Regarding rice, all of my rice recipes call for “Japanese rice,” which is a type of short-grain rice sometimes sold as “sushi rice” in America. It has a unique stickiness and texture, so long-grain does not make an acceptable substitute. This type of rice needs to be washed before cooking to remove extra starch. I always cook rice in my Zojirushi rice cooker or in a clay pot so I’m not going to provide instructions to cook rice in a regular pot on the stove for each recipe. If you want to know more about cooking Japanese rice on the stove, Just Hungry has good instructions as does Washoku: Recipes From the Japanese Home Kitchen by Elizabeth Andoh. But even if you don’t eat rice every day a rice cooker is a good investment for cooking all sorts of grains and the ones sold in English-speaking countries often have settings for everything from steel-cut oatmeal to risotto. It’s also the easiest way to get consistent results with brown rice.

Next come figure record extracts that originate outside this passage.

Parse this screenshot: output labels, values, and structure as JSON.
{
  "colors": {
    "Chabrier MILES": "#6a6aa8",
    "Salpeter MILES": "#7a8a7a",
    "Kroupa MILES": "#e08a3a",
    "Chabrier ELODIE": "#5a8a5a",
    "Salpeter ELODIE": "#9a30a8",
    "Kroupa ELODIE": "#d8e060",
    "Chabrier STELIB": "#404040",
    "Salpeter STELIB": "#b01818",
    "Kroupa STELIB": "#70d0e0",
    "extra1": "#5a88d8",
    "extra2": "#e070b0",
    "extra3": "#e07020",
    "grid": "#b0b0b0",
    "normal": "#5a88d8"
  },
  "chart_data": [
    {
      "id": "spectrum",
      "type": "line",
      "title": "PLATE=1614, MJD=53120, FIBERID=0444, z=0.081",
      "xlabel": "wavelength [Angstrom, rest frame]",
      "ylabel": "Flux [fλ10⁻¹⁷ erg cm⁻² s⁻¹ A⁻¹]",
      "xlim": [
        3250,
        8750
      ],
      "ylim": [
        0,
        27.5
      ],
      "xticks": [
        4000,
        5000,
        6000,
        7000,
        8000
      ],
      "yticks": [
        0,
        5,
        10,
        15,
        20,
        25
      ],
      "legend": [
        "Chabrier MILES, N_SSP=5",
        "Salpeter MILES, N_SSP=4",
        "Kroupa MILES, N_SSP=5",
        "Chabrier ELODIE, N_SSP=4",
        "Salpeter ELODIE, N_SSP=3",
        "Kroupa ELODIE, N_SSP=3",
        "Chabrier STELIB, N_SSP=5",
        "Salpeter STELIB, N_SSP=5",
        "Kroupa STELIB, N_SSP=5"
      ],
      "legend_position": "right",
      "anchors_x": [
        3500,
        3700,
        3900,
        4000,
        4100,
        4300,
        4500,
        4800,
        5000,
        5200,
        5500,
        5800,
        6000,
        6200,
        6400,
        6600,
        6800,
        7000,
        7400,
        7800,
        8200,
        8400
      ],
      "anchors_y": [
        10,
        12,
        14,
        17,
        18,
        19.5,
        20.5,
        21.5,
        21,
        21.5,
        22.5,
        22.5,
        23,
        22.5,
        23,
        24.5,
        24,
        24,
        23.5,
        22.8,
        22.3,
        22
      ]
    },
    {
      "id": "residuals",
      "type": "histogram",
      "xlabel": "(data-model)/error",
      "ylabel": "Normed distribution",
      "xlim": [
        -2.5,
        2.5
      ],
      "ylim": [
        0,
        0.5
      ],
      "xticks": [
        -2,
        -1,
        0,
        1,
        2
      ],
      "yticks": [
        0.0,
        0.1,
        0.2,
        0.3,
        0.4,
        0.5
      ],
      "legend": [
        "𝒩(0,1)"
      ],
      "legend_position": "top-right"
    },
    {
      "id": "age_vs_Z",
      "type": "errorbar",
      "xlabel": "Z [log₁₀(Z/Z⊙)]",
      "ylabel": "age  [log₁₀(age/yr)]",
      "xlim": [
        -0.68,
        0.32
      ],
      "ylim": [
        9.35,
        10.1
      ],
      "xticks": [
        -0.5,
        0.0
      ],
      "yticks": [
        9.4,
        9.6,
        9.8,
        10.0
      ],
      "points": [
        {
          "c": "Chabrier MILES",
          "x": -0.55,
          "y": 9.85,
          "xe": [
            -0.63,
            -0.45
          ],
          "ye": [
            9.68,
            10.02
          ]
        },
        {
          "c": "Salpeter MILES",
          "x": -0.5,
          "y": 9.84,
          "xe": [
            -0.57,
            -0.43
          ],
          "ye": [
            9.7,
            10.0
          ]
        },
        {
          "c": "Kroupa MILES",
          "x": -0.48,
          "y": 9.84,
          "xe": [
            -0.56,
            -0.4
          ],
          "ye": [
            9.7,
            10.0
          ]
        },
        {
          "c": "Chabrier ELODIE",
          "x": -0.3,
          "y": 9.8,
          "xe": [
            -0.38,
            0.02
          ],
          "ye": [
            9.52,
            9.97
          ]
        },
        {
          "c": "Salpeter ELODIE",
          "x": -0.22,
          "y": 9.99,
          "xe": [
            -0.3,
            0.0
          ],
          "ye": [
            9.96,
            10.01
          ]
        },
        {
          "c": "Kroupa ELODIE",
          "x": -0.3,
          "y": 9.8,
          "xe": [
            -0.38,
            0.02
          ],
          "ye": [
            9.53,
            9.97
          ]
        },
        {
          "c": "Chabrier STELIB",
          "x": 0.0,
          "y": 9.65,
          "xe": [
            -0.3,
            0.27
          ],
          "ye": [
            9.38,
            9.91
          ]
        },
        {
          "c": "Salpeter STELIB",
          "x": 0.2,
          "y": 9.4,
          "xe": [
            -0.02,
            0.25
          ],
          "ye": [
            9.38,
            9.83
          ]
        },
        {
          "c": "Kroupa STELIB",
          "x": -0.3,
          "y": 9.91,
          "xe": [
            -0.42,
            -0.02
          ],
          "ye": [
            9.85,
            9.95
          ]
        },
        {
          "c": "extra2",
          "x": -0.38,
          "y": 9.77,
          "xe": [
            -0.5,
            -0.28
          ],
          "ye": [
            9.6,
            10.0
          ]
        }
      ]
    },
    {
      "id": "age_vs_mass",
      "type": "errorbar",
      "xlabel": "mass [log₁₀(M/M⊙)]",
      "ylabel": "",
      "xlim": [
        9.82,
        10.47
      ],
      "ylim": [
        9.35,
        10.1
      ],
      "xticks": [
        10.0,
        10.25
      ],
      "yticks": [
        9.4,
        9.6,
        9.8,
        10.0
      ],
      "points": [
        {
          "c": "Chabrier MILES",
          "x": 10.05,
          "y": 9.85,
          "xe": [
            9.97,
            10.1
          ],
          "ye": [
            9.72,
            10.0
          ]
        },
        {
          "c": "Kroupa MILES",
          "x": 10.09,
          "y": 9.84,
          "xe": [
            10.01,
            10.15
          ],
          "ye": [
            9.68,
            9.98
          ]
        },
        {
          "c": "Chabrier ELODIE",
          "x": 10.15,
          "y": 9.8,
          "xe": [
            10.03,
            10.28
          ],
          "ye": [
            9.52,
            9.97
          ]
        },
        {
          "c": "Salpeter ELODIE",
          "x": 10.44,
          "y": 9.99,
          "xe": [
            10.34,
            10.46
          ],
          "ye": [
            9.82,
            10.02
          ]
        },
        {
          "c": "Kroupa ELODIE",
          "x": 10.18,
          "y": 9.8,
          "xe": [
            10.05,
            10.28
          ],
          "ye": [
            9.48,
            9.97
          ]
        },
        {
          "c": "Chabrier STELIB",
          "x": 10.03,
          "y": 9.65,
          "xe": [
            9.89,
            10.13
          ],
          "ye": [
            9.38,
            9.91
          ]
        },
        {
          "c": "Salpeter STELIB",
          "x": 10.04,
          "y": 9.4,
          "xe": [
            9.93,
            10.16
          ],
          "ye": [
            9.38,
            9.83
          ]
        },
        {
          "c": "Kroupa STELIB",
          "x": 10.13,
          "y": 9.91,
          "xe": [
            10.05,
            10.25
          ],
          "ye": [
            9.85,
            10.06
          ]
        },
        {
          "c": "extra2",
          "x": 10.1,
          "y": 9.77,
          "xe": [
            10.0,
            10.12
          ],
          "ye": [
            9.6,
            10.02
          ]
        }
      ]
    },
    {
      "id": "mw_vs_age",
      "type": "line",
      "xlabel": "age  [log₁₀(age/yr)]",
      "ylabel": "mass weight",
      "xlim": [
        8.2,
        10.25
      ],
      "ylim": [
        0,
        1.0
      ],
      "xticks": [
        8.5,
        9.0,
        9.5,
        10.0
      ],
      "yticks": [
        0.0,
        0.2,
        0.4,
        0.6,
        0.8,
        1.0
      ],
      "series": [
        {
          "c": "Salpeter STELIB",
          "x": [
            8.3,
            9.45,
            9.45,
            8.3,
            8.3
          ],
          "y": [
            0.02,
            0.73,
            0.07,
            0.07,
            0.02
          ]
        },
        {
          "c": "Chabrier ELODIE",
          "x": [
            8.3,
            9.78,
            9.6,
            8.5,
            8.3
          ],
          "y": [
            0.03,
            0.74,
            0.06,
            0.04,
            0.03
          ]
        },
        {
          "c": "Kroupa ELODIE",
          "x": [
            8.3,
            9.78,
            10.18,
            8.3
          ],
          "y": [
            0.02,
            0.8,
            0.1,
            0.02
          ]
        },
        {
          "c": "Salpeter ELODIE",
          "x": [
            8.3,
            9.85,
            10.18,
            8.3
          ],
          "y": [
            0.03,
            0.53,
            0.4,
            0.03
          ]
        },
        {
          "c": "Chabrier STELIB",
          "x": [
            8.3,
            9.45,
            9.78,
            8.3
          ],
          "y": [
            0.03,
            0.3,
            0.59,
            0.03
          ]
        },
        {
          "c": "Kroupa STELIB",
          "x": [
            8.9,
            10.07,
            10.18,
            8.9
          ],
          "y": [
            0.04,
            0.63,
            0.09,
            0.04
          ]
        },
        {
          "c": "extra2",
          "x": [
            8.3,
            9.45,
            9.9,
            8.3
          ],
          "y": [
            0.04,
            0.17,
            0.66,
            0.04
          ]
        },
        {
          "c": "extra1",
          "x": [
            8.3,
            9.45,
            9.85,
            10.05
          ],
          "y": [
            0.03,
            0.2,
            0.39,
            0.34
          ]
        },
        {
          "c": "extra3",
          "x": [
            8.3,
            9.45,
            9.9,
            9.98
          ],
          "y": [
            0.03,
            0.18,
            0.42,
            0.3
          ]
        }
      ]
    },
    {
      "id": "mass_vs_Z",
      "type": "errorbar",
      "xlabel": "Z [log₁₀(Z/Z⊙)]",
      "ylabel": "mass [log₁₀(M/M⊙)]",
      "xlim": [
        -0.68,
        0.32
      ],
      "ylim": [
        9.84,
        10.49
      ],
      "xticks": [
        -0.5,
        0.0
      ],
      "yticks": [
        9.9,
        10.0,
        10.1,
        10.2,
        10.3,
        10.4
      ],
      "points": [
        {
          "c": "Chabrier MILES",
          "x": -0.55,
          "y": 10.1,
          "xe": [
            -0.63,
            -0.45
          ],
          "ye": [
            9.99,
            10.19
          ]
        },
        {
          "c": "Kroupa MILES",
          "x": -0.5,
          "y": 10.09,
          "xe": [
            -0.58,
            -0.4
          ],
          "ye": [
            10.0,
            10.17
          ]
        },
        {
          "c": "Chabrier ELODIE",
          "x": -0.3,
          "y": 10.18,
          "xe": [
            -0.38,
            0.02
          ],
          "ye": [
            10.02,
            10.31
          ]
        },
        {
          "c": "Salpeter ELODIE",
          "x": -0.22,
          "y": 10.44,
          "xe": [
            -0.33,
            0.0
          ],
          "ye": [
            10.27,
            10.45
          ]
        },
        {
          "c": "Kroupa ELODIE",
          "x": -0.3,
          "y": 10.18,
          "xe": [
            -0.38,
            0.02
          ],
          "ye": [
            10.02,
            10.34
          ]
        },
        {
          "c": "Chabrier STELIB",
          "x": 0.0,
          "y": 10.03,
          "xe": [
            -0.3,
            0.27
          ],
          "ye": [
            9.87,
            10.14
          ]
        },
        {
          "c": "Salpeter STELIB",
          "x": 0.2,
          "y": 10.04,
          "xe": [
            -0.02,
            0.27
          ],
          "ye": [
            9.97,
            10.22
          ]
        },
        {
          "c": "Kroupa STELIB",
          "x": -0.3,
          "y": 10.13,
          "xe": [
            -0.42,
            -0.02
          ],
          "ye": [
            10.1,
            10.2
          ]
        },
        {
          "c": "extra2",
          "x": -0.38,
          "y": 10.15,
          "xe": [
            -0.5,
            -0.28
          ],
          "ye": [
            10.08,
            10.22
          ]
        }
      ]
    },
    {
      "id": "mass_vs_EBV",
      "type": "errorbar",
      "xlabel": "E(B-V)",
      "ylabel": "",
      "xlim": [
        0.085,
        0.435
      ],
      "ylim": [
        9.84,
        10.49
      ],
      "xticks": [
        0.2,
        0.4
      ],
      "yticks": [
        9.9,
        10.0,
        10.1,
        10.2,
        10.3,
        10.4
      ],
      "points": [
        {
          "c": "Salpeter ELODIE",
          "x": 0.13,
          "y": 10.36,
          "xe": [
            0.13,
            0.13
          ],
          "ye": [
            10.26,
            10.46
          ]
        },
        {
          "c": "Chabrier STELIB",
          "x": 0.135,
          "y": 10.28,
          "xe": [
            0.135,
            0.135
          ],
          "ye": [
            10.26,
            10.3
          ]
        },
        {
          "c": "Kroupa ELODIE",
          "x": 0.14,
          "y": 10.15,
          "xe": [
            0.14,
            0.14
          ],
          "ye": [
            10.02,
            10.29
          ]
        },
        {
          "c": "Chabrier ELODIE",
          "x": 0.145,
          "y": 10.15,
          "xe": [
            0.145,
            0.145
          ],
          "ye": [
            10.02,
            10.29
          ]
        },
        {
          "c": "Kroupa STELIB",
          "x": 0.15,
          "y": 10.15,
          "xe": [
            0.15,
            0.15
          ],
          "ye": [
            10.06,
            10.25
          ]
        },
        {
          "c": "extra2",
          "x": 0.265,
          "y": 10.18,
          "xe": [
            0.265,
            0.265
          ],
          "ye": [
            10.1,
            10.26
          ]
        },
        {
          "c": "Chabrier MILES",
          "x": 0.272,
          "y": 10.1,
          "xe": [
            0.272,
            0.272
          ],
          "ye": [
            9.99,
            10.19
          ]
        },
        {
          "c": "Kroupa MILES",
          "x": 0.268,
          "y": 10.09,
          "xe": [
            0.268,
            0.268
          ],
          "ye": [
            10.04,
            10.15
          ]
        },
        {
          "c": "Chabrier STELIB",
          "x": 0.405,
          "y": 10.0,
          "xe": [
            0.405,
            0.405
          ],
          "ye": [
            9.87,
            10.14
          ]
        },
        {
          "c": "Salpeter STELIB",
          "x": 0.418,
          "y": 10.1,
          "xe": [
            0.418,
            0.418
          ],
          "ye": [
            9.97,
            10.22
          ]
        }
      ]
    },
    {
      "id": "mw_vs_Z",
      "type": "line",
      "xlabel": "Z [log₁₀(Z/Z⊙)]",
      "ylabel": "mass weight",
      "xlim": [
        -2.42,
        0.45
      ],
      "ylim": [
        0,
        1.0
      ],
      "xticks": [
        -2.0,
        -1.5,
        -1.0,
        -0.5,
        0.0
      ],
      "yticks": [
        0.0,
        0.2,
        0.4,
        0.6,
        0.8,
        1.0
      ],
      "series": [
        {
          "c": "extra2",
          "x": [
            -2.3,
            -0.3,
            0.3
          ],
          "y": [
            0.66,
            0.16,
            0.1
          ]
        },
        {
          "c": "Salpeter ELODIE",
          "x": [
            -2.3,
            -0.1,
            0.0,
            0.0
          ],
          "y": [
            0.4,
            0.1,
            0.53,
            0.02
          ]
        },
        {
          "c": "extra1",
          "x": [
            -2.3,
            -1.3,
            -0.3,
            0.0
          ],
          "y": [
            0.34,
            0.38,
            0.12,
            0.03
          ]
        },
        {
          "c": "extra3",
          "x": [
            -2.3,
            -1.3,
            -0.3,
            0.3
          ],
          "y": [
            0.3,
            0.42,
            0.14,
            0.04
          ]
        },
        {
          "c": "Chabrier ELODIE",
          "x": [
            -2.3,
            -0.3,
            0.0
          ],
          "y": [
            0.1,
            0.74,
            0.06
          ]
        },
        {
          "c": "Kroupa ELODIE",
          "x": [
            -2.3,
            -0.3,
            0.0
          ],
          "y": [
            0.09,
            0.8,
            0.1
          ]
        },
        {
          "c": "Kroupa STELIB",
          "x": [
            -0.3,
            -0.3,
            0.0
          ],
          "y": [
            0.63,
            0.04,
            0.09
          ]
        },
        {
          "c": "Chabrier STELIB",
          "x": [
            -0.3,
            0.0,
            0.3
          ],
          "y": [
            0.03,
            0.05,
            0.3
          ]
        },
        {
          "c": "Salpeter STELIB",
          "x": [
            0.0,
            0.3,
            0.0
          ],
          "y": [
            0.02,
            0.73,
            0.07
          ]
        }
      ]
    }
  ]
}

Satsuma-imo rice with black rice (Kuromai satsuma-imo gohan)
Makes 4 cups cooked rice
Japanese rice 2 cups
Kuromai (black rice) 2 Tbs
Satsuma-imo 250 g
Water 2 1/4 cups
Sake 2 Tbs
Mirin (sweet rice wine) 1 Tbs
Salt 1/2 tsp
Konbu (kelp) 10 cm square piece
Toasted black sesame seeds or goma-shio, to taste (optional)
- Wash the rice. The easiest way to do this is to place the rice in a colander inside a bowl, then rinse it until the water runs clear while “polishing” the rice by rubbing it against the colander with the butt of one hand.
- Place the rice into your rice cooker or pot and pour the water in. Let sit for 30 minutes to allow the rice to plump.
- Dice the satsuma-imo into 1 cm square pieces.
- Add the sake, mirin, and salt, followed by the satsuma-imo and konbu (I usually use a piece left over from making dashi). Set your rice cooker to the “white rice” setting, then turn it on.
- When the rice is done cooking remove the kelp and gently fluff the rice with a paddle, taking care not to break up the sweet potato.
- Garnish individual servings with toasted black sesame seeds or goma shio if desired.